Reform::Form.class_eval do
include Reform::Form::ActiveModel::Validations
end
Refinements = Struct.new(:name)
class RefinementsForm < Reform::Form
property :name, default: "Alice", populator: ->(_) { skip! }
end
form = RefinementsForm.new(Refinements.new)
if form.validate("name" => nil)
form.sync
else
raise "Not validated"
end
puts "Name: #{form.name.inspect} (should be the default: Alice)"
This code will print
Name: nil (should be the default: Alice)
If I change the input to any other value: form.validate("name" => "")
, then the populator is called, the skip!
executed, and the output is correct:
Name: "Alice" (should be the default: Alice)
It feels incorrect that an explicit nil
does not trigger the populator but it does set the value to nil
.
Reform 2.2.1 with Ruby 2.3.1p112 on OS X
I think it's likely to be related to OverwriteOnNil
. This returns Representable::Pipeline::Stop
, which is then returned from the pipeline iterator.
The populator is not called for a nil
fragment... that is indeed unexpected behavior.....
Any suggested areas of Reform or it's dependencies you suggest I poke around in? Any kinds of test cases that would be useful to provide?
I've encountered this issue trying to validate that a valid nested property (user) is set on a parent form. If I pass in 'user' => {email: '', name: ''}
the parent form is correctly invalid because the user form requires email and name to be present. But if I pass in 'user' => nil
, the user property does not get set to an instance of the user form, I assume because no populator is called for user. parent_form.user is nil. No validations run on user.
It would sort of make sense for the populator to be skipped if the input fragment was completely ignored and not written to the form. But skipping the user populator
and still have user=()
called, means I end up with an invalid user saved on the parent model.
(Note that I only get an invalid user saved if the form is initialized with a new user - that new user gets saved.)
@ollieh-m you can solve your validation issue (if you're using dry-validation) but writing your validations on the parent: http://dry-rb.org/gems/dry-validation/nested-data/
Otherwise, you'd have to write a custom validator on the parent to check that :user
is a hash and has two properties email, and name.

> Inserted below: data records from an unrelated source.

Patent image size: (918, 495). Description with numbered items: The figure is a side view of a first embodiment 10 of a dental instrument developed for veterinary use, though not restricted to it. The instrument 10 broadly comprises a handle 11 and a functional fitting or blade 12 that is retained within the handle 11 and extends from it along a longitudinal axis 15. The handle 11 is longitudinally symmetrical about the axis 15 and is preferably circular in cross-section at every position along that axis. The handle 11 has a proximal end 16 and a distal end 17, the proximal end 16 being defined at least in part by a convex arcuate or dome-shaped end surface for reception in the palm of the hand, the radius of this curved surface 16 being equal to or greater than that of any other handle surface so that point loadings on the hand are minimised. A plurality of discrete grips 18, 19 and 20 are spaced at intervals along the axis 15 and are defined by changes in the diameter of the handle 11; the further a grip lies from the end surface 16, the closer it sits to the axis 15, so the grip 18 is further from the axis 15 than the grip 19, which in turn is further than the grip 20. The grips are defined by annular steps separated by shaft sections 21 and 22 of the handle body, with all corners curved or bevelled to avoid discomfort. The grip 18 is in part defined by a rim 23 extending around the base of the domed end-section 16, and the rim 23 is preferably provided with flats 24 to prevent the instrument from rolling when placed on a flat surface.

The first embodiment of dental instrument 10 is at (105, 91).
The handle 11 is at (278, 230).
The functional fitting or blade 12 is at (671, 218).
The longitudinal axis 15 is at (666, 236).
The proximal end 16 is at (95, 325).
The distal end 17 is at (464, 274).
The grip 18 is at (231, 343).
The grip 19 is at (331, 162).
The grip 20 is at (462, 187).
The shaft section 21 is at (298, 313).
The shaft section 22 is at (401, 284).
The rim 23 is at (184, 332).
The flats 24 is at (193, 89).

Thanks @fran-worley. I'm not using dry-validation but I guess that's another reason to make the leap. I have got round the validation issue by just validating that user is present - so if user is set to nil, or is completely missing with no user form provided on initialization, the validation will fail...
The populator is not called for a
nil
fragment... that is indeed unexpected behavior..... – @apotonick
Has there been any insight on this in the last few years? I came across this issue today because my populator wouldn't run (and the property was given a nil).